The cluster-based file system of the MailStore is built using the CFS to provide atomic local storage volumes, and the CHT maintains the mappings from partitions to replica groups, and from replica groups to MailStore clones. It uses the 2PC library to update the replicas. This gives us a replicated cluster file system with very little application code. There are no "directories" in the file system; the only index on files is the global hash table that maps replica groups to storage nodes.
In this section, we use the above applications to evaluate each of our goals: scalability, high availability, graceful degradation, online evolution, range of semantics, and ease of service authoring.
For scalability, the overall goal is to support a very large number of users. For most services this corresponds directly to the number of simultaneous connections, including the web server, IM server and music server. For NinjaMail, scalability is tied more directly to messages per second. Ninja also supports linear scaling of database size, which comes directly from simple partitioning; we have built services using the CHT with more than 1TB of storage and over 100 nodes [GBH+00] .

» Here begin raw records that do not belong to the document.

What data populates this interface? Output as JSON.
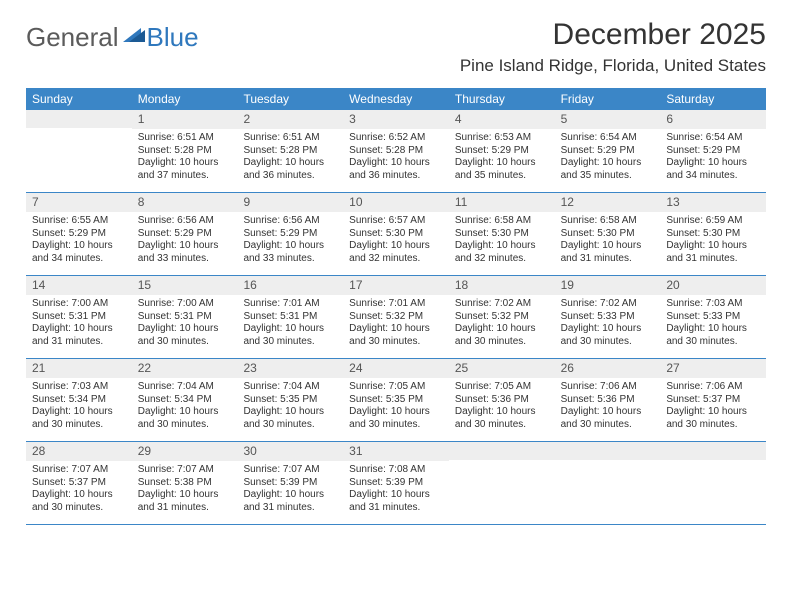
{
  "logo": {
    "text1": "General",
    "text2": "Blue"
  },
  "title": "December 2025",
  "location": "Pine Island Ridge, Florida, United States",
  "colors": {
    "header_bg": "#3b86c7",
    "header_text": "#ffffff",
    "daynum_bg": "#eeeeee",
    "daynum_text": "#555555",
    "body_text": "#333333",
    "rule": "#3b86c7",
    "logo_gray": "#5b5b5b",
    "logo_blue": "#2f78bd"
  },
  "weekdays": [
    "Sunday",
    "Monday",
    "Tuesday",
    "Wednesday",
    "Thursday",
    "Friday",
    "Saturday"
  ],
  "weeks": [
    [
      null,
      {
        "n": "1",
        "sr": "6:51 AM",
        "ss": "5:28 PM",
        "dl": "10 hours and 37 minutes."
      },
      {
        "n": "2",
        "sr": "6:51 AM",
        "ss": "5:28 PM",
        "dl": "10 hours and 36 minutes."
      },
      {
        "n": "3",
        "sr": "6:52 AM",
        "ss": "5:28 PM",
        "dl": "10 hours and 36 minutes."
      },
      {
        "n": "4",
        "sr": "6:53 AM",
        "ss": "5:29 PM",
        "dl": "10 hours and 35 minutes."
      },
      {
        "n": "5",
        "sr": "6:54 AM",
        "ss": "5:29 PM",
        "dl": "10 hours and 35 minutes."
      },
      {
        "n": "6",
        "sr": "6:54 AM",
        "ss": "5:29 PM",
        "dl": "10 hours and 34 minutes."
      }
    ],
    [
      {
        "n": "7",
        "sr": "6:55 AM",
        "ss": "5:29 PM",
        "dl": "10 hours and 34 minutes."
      },
      {
        "n": "8",
        "sr": "6:56 AM",
        "ss": "5:29 PM",
        "dl": "10 hours and 33 minutes."
      },
      {
        "n": "9",
        "sr": "6:56 AM",
        "ss": "5:29 PM",
        "dl": "10 hours and 33 minutes."
      },
      {
        "n": "10",
        "sr": "6:57 AM",
        "ss": "5:30 PM",
        "dl": "10 hours and 32 minutes."
      },
      {
        "n": "11",
        "sr": "6:58 AM",
        "ss": "5:30 PM",
        "dl": "10 hours and 32 minutes."
      },
      {
        "n": "12",
        "sr": "6:58 AM",
        "ss": "5:30 PM",
        "dl": "10 hours and 31 minutes."
      },
      {
        "n": "13",
        "sr": "6:59 AM",
        "ss": "5:30 PM",
        "dl": "10 hours and 31 minutes."
      }
    ],
    [
      {
        "n": "14",
        "sr": "7:00 AM",
        "ss": "5:31 PM",
        "dl": "10 hours and 31 minutes."
      },
      {
        "n": "15",
        "sr": "7:00 AM",
        "ss": "5:31 PM",
        "dl": "10 hours and 30 minutes."
      },
      {
        "n": "16",
        "sr": "7:01 AM",
        "ss": "5:31 PM",
        "dl": "10 hours and 30 minutes."
      },
      {
        "n": "17",
        "sr": "7:01 AM",
        "ss": "5:32 PM",
        "dl": "10 hours and 30 minutes."
      },
      {
        "n": "18",
        "sr": "7:02 AM",
        "ss": "5:32 PM",
        "dl": "10 hours and 30 minutes."
      },
      {
        "n": "19",
        "sr": "7:02 AM",
        "ss": "5:33 PM",
        "dl": "10 hours and 30 minutes."
      },
      {
        "n": "20",
        "sr": "7:03 AM",
        "ss": "5:33 PM",
        "dl": "10 hours and 30 minutes."
      }
    ],
    [
      {
        "n": "21",
        "sr": "7:03 AM",
        "ss": "5:34 PM",
        "dl": "10 hours and 30 minutes."
      },
      {
        "n": "22",
        "sr": "7:04 AM",
        "ss": "5:34 PM",
        "dl": "10 hours and 30 minutes."
      },
      {
        "n": "23",
        "sr": "7:04 AM",
        "ss": "5:35 PM",
        "dl": "10 hours and 30 minutes."
      },
      {
        "n": "24",
        "sr": "7:05 AM",
        "ss": "5:35 PM",
        "dl": "10 hours and 30 minutes."
      },
      {
        "n": "25",
        "sr": "7:05 AM",
        "ss": "5:36 PM",
        "dl": "10 hours and 30 minutes."
      },
      {
        "n": "26",
        "sr": "7:06 AM",
        "ss": "5:36 PM",
        "dl": "10 hours and 30 minutes."
      },
      {
        "n": "27",
        "sr": "7:06 AM",
        "ss": "5:37 PM",
        "dl": "10 hours and 30 minutes."
      }
    ],
    [
      {
        "n": "28",
        "sr": "7:07 AM",
        "ss": "5:37 PM",
        "dl": "10 hours and 30 minutes."
      },
      {
        "n": "29",
        "sr": "7:07 AM",
        "ss": "5:38 PM",
        "dl": "10 hours and 31 minutes."
      },
      {
        "n": "30",
        "sr": "7:07 AM",
        "ss": "5:39 PM",
        "dl": "10 hours and 31 minutes."
      },
      {
        "n": "31",
        "sr": "7:08 AM",
        "ss": "5:39 PM",
        "dl": "10 hours and 31 minutes."
      },
      null,
      null,
      null
    ]
  ],
  "labels": {
    "sunrise": "Sunrise:",
    "sunset": "Sunset:",
    "daylight": "Daylight:"
  }
}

Figure 8 shows the scalability of NinjaMail in a message receipt, storage, and retrieval test. Each cluster node functions both as a front-end for SMTP and POP, and as a member of the CHT. The cluster nodes used for this experiment were 2-way SMPs with 500-Mhz processors and 512 MB of RAM, running Linux 2.4.7. Each test was performed with a user base of 1 million times the cluster size. Our test harness executes a simple loop. It first selects a random user and node, and submits a 4K message. Next, it selects another random user and node, and uses POP to read and delete all messages for that user. The per-node performance is excellent, at about 14 times the performance of a typical sendmail setup on the same hardware (for the message receipt portion), perhaps due the efficiency of the CHT for metadata. Extrapolating, we expect NinjaMail (as is) should be able to handle the Yahoo! mail workload, about 12 billion messages per month [Yah01] , with a cluster of around 100 nodes.
Figure 9 shows the scalability for NinjaIM, measured in total throughput of IM messages. Simulated clients saturate the server using the full MSN IM protocol by sending messages every 5 seconds. Each front end node ran one message router and one MSN IM server. At the peak of 4941 messages/sec (with 8 front ends), this corresponds to almost 25,000 simultaneous extremely active clients.
Figure 10 shows the scalability of the web server under the SPECweb99 benchmark with 600MB data/node; single node performance is consistent with a solid single-node web server such as Apache [Apa01] . Note that the Ninja web server is not just a web farm, but actually reflects strongly consistent data across the cluster, and integrated connection management for high availability and online evolution.
Our goal for high availability is to show that users have a high probability of success, and that we can provide independent retry for a given query or connection. It is not our goal to provide fault-tolerant connections. Rather, we forfeit active connections on lost nodes, but retries should automatically locate another node and work correctly (by using shared replicated state).
Figure 11 shows the recovery after an unexpected death in a two-node web server. A third clone took over the affected traffic within 6 seconds, and the overall server was fully recovered in about 20 seconds. Response time increased by several seconds during the recovery process, and active connections on the dead node were lost.
In the case of graceful shutdown, Ninja normally does not drop any connections. This case is covered shortly under the discussion of online evolution, which uses controlled shut downs to upgrade a running service without drops.
At the service level, we support several strategies for graceful degradation. The goal is to react gracefully to offered loads that exceed capacity. In practice, peak loads can be 5x the average load, making it impractical to provision for peak load [Mov99] . Even with overprovisioning, 10x load spikes still occur [WS00] .
The default strategy is simply to reject new connections when the service is saturated. This preserves the maximum throughput, but is not all that graceful. We provide three strategies that exploit service-level knowledge, via partitions, to degrade more gracefully.
The first strategy is simply to prioritize partitions and assign separate resources for each partition. This enables low-priority partitions to be overloaded without affecting high-priority connections, and enables independent throughput asymptotes and overprovisioning ratios. This was shown in Figure 2 , in the CM section.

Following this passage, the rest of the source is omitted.